Tuesday, September 22, 2009

Smile

I just got up and read my daughter's new blog. Words cannot express the pride and gratitude I feel when I watch and listen to my daughters. Everyone of them. It's something I know most mothers can relate to, but it still overwhelms me and brings me to tears to see the lives that I gave birth to, and raised, being used so greatly by our wonderful God. Awww.... I'm just taking that in.

My husband and I had a "downer" day yesterday. Surely you know what those are, right? I know Christians really aren't supposed to have those, and honestly I don't usually have too many. The fact has always been when my husband is "down" I'm always up - and vice-versa! Yesterday was an exception. We were both down. Bummer.

Finally, toward the end of the day, I said, "let's just get it out" (something he never has a problem doing, but I do). So, I said "we'll take turns - you say something that's frustrating you, then I will, then back & forth, until we're emptied." Not really wise - as the Bible says that our words should be encouraging. :-/

So it began. Since we're pastors, 99.99999% of our "griping" had to do with things in our church. Oh, it was not pretty! We went on from dirty carpet and walls needing painting, to why so-n-so isn't growing spiritually, etc., etc. After a while it actually sounded stupid and pathetic. Which, indeed, it was. But, honestly, we felt better. Ha! Not just to get it off our chests, but to see wow, that's it? That's all we have to complain about?? How blessed we are!

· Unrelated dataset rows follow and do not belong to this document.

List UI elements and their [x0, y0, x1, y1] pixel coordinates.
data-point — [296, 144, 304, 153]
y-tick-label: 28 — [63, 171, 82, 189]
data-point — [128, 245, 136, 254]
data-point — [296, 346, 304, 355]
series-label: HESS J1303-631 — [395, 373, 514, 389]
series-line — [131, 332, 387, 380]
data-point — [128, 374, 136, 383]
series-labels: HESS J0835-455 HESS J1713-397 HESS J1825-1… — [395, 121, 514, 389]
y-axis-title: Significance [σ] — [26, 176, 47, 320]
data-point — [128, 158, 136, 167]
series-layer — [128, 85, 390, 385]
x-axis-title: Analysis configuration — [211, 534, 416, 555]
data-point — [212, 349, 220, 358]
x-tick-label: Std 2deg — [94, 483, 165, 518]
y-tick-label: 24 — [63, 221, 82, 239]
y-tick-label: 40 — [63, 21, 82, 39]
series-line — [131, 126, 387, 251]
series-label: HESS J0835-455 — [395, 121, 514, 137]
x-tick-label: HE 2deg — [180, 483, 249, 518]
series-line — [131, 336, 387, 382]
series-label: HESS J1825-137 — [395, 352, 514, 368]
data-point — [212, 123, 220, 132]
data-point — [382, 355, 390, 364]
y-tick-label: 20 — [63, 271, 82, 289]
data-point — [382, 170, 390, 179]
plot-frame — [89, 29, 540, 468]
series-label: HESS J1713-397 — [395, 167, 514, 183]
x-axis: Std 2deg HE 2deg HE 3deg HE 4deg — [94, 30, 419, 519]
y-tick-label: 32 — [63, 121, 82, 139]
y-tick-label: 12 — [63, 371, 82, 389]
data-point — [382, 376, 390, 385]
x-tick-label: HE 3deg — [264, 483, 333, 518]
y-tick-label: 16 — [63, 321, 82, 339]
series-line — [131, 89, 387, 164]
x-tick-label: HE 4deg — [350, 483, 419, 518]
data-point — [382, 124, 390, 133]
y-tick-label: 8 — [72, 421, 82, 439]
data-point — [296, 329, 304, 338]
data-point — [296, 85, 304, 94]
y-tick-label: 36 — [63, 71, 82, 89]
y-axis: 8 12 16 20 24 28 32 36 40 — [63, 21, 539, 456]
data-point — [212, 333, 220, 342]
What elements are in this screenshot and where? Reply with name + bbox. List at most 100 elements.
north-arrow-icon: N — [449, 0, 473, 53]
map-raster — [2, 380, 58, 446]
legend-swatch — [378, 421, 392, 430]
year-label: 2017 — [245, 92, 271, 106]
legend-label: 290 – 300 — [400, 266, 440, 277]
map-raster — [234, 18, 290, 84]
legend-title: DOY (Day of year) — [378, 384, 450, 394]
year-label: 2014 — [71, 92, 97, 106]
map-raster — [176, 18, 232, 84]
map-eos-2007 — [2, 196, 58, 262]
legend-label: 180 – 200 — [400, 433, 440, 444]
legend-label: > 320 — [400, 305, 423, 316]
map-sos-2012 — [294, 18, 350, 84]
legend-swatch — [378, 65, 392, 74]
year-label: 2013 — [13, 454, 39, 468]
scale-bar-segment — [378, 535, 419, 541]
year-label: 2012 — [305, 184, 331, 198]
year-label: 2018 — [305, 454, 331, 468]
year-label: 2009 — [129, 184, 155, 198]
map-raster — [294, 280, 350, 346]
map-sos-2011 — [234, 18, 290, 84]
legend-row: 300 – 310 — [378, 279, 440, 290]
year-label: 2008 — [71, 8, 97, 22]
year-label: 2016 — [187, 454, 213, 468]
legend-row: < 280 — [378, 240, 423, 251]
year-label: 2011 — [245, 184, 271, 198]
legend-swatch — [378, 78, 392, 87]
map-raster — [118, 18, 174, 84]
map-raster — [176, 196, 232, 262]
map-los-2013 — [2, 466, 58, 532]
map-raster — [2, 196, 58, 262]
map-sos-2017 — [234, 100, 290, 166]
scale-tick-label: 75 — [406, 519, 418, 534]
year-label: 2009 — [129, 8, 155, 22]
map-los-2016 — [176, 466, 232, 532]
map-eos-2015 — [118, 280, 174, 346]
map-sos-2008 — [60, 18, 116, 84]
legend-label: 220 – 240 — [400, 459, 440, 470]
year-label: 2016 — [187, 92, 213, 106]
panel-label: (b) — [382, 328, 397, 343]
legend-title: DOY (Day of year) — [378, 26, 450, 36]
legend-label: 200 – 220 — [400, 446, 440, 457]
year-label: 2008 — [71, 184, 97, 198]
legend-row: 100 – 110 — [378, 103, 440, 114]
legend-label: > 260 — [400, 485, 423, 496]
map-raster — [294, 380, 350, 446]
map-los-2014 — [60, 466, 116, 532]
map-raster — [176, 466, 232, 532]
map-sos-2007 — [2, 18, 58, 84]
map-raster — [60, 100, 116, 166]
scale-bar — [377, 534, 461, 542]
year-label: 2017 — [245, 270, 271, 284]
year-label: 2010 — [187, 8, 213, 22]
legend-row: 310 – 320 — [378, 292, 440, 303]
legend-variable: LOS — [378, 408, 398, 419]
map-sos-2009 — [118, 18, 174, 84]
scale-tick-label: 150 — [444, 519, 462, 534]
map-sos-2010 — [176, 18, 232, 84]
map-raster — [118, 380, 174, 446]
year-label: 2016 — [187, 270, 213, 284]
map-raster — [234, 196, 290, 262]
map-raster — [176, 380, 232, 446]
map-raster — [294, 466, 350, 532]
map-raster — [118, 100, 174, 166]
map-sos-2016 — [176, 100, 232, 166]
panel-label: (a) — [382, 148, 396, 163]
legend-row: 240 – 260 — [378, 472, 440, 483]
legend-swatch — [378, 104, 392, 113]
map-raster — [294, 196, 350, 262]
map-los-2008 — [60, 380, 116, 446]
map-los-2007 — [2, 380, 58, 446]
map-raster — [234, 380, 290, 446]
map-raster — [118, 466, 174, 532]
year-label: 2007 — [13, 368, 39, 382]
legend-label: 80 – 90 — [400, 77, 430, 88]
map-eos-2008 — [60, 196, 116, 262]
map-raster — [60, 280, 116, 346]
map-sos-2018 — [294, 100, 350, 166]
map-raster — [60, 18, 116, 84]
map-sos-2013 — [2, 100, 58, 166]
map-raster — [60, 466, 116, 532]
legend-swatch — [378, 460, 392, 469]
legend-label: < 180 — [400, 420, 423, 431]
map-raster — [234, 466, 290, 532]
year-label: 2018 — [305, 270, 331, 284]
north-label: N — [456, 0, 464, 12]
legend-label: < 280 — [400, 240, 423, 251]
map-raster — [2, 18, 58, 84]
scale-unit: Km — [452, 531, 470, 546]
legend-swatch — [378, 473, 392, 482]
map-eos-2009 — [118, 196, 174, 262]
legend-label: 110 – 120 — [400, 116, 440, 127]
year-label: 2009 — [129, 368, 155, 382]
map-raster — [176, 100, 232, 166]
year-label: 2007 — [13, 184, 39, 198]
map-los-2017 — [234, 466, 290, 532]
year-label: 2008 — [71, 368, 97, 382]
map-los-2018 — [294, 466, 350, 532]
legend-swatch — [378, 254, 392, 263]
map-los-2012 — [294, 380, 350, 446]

I began to sarcastically state the many ways we were so NOT blessed (sarcasm is kind of big in our house). "Yeah", I'd say, "we don't have anything good! We are pathetic! We're worse off than anyone I know!" Now, it was sounding really pathetic! Right in the middle of this "pathetic conversation", a board member called to speak to me. Hmm..

After that phone conversation, I had to wipe my eyes, and explain to my husband how the church wants to help us with our many mounting medical bills. After that, another call from our oldest daughter, telling us how her 6 year old just led yet another child to the Lord - over school lunch! That call was followed by one from our youngest daughter, Bekah, saying how much she loved and missed us. All these conversations took place in our wonderful home, provided by our church, with our two silly dogs sitting with us, as we enjoyed dinner.

How utterly ridiculous, I thought, to waste our breath complaining about silly things that for the most part we cannot fix or change. Realizing how there are so many people in the world that have real pain, and have no hope. Just every once in a while, I guess, I need to be reminded why we're here... why we exist, and why we are in the ministry. To bring HOPE.

I heard it said recently that "Worship is us smiling at God and blessings are when God is smiling at us". Wow, I hadn't worshiped God much that day, nor smiled much, but suddenly I felt very smiled upon!